Love Is God
Benjamin Viulet's idea of love has nothing to do with floating serenity. It is human, muddy, and brave, and he calls it the only thing that has ever been real.
At the center of Benjamin Viulet’s worldview sits a single, deliberately provocative claim: “love is god.” Not, he is quick to clarify, “the bearded one on a throne, not the one who watches, but the one who becomes.” For Viulet, love is “the only thing that has ever been real, the only ever eternal truth,” and crucially, it is not a serene spiritual state but a fully human, often messy act of courage. It is the belief that anchors his art, his atelier, and his life.
What does Benjamin Viulet mean by “love is god”?
Viulet uses “god” not in a denominational sense but as a name for the ground of reality.
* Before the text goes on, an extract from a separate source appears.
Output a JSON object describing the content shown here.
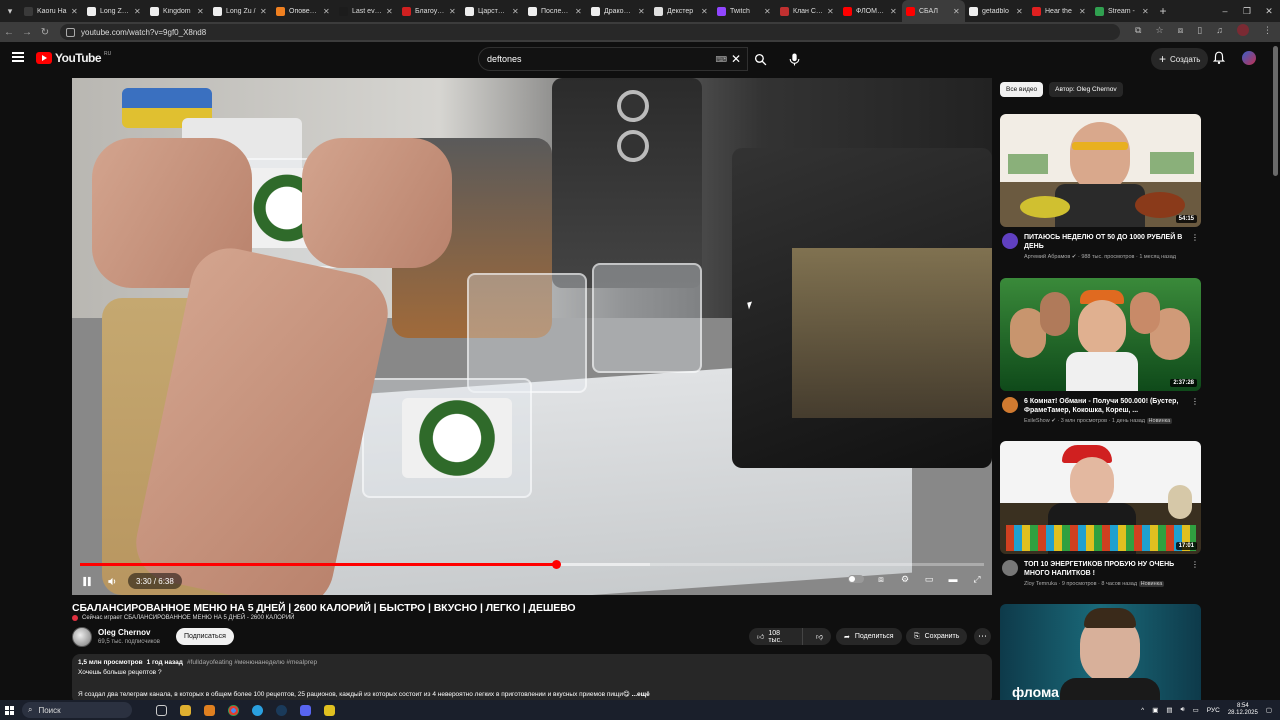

In his framework, the world was deliberately “made so covered in illusion, so soaked in suffering and separation, that love would not be something forced upon us, but something chosen, freely, bravely.” Suffering, in this view, is not evidence against love but the condition that makes choosing it meaningful. “That is the beauty. that is the test. that is the point.”
“i do not care what you believe. i care how you love.”
Viulet’s love is not serene, it is muddy
What distinguishes his philosophy from typical spiritual writing is his insistence that love is human, not transcendent. He explicitly rejects “being a floating vegetable priest who thinks being human is beneath them.” Real love, for Viulet, “is being human, with all its rawness, with all its laughter, with all its fucking mud.” It is “calling out someone’s bullshit and still staying for dinner,” “crying mid-sentence and finishing the poem anyway.” This grounded, unsentimental view is what keeps his spirituality from tipping into the precious.
Love as courage
For Viulet, love is not the absence of pain but “the courage to hold it.” The bravest act a soul can perform is to “choose love, again and again, without a guarantee, without proof, without reward, just because it is true.” This reframes love from a feeling that happens to you into a repeated decision you make, especially after being hurt, which connects directly to his teaching on choosing the heart over the mind’s fear.
Why this belief matters to his art
The claim that “love is god” is not separate from his work, it is its purpose. Viulet’s four sacraments culminate in the message that “you are love, forgotten maybe, but never gone.” His art exists to return people to that recognition. When audiences report being moved to tears and to reconsidering their lives, as covered in our piece on his viral reach, it is this belief, delivered through image rather than sermon, that is doing the work.
Frequently asked questions
He believes love is the only eternal truth and calls it god, meaning the ground of reality rather than a deity. He insists real love is human and messy, an act of courage chosen again and again.
He uses god as a name for the ground of reality, not a religious figure. Love, freely chosen amid suffering and illusion, is what he considers most real.
He rejects detached, serene spirituality and insists love is fully human, full of laughter and mud, and defined by the courage to stay open after being hurt.